D’aucuns se demandent sans doute com­ment le tra­vail de ce révo­lu­tion­naire pour­rait être de quelque uti­li­té à notre époque. Le XXe siècle a tiré sa révé­rence, empor­tant avec lui l’URSS effon­drée ; les colos­sales batailles idéo­lo­giques qu’elle sus­ci­tait ont dis­pa­ru par la même occa­sion. De quelles façons, dès lors, les idées et les luttes por­tées par Serge, que l’on a pu dire dépas­sées, pour­raient-elles réson­ner à nou­veau ? Comment Serge pour­rait-il être un homme de notre temps ? Avec la dis­pa­ri­tion du sta­li­nisme, les vain­queurs de la Guerre froide ont eu le loi­sir de pro­cla­mer qu’« il n’y a aucune alter­na­tive » à la démo­cra­tie capi­ta­liste de type occi­den­tal, alors même que les inéga­li­tés se creusent et que les natio­na­listes reli­gieux usent à l’en­vi de la ter­reur. Au regard de l’in­sé­cu­ri­té et de l’in­cer­ti­tude que char­rie notre temps, au regard de l’i­né­ga­li­té et de la gro­tesque réponse réac­tion­naire, une nou­velle géné­ra­tion a pris la rue pour récla­mer un monde meilleur — qui plus est, celle-ci insiste sur le fait que cela est pos­sible. Parmi les nom­breux bilans qui ont été effec­tués du désastre sovié­tique, sur le ter­rain poli­tique et intel­lec­tuel, la voix et le témoi­gnage de Victor Serge se dis­tinguent par leur pro­bi­té, leur rigueur et les pré­oc­cu­pa­tions pro­fon­dé­ment humaines qu’il n’a ces­sé de por­ter. Ses œuvres abordent des ques­tions impor­tantes et pri­mor­diales, pour­tant irré­so­lues à l’heure qu’il est : la liber­té, l’au­to­no­mie et la digni­té. Serge appar­te­nait à une géné­ra­tion révo­lu­tion­naire qui cher­chait com­ment créer une socié­té capable d’at­teindre de tels objec­tifs. Ils échouèrent, mais il pas­sa le res­tant de sa vie à décrire leur ten­ta­tive et à ana­ly­ser leur défaite.

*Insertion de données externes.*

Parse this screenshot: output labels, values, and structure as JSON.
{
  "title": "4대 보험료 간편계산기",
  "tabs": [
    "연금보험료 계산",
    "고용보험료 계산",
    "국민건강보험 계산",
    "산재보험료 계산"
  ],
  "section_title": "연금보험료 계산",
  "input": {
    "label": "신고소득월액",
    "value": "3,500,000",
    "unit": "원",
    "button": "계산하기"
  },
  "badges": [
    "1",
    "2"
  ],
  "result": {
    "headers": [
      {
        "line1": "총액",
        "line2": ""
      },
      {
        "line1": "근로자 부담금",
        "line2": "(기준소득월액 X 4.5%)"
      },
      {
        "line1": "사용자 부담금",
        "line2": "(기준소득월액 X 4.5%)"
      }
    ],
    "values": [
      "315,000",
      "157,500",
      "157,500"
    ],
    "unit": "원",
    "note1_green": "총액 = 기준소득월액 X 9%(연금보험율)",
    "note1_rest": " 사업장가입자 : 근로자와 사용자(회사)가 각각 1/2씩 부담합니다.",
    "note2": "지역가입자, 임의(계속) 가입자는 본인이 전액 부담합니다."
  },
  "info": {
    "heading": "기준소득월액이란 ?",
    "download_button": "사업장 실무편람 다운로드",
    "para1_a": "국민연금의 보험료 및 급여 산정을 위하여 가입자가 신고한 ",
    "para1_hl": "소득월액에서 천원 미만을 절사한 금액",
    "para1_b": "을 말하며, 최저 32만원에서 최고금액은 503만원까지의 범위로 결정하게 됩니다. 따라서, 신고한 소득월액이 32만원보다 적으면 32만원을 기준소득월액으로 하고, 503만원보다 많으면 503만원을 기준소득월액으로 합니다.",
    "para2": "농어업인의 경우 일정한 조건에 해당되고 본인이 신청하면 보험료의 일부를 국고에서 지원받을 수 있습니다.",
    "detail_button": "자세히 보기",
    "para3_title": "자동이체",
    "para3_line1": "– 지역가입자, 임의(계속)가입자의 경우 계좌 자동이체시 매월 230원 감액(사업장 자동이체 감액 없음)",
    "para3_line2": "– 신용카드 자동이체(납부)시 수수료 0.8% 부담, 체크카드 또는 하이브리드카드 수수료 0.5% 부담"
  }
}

Pour cette rai­son, son tra­vail mérite d’être réédi­té, ana­ly­sé, inter­pré­té et, sur­tout, sau­ve­gar­dé. Nous réap­pro­prier Serge peut nous aider à ima­gi­ner — et nous espé­rons à créer — l’avenir.

[Nicolas de Staël]

Victor Serge est mort à l’âge de 57 ans, en 1947. Le temps de cette vie, trop brève, il a par­ti­ci­pé à trois révo­lu­tions, a pas­sé une dizaine d’an­nées en cap­ti­vi­té, a publié plus de trente ouvrages et lais­sé quan­ti­té de tra­vaux inédits. Il est né en exil poli­tique et mort dans un autre. Il était poli­ti­que­ment actif dans sept pays. Sa vie entière s’est pla­cée sous le signe de la contes­ta­tion poli­tique per­ma­nente : Serge s’est oppo­sé au capi­ta­lisme — d’a­bord en tant qu’a­nar­chiste, puis comme bol­che­vik ; il s’est oppo­sé aux pra­tiques anti­dé­mo­cra­tiques du bol­che­visme puis s’est oppo­sé à Staline en tant, nous l’a­vons vu, qu’op­po­si­tion­nel de gauche. Marxiste impé­ni­tent, il s’est dis­pu­té avec Trotsky, de l’in­té­rieur de la gauche anti-sta­li­nienne, et, enfin, s’est oppo­sé au fas­cisme. Bien que ce roman­cier et his­to­rien de la Révolution reste encore peu connu dans l’ex-URSS, il a été l’un des obser­va­teurs les plus lucides de ses évo­lu­tions poli­tiques, décryp­tant, dans ses nom­breux ouvrages, la tra­hi­son bru­tale de la Révolution de 1917.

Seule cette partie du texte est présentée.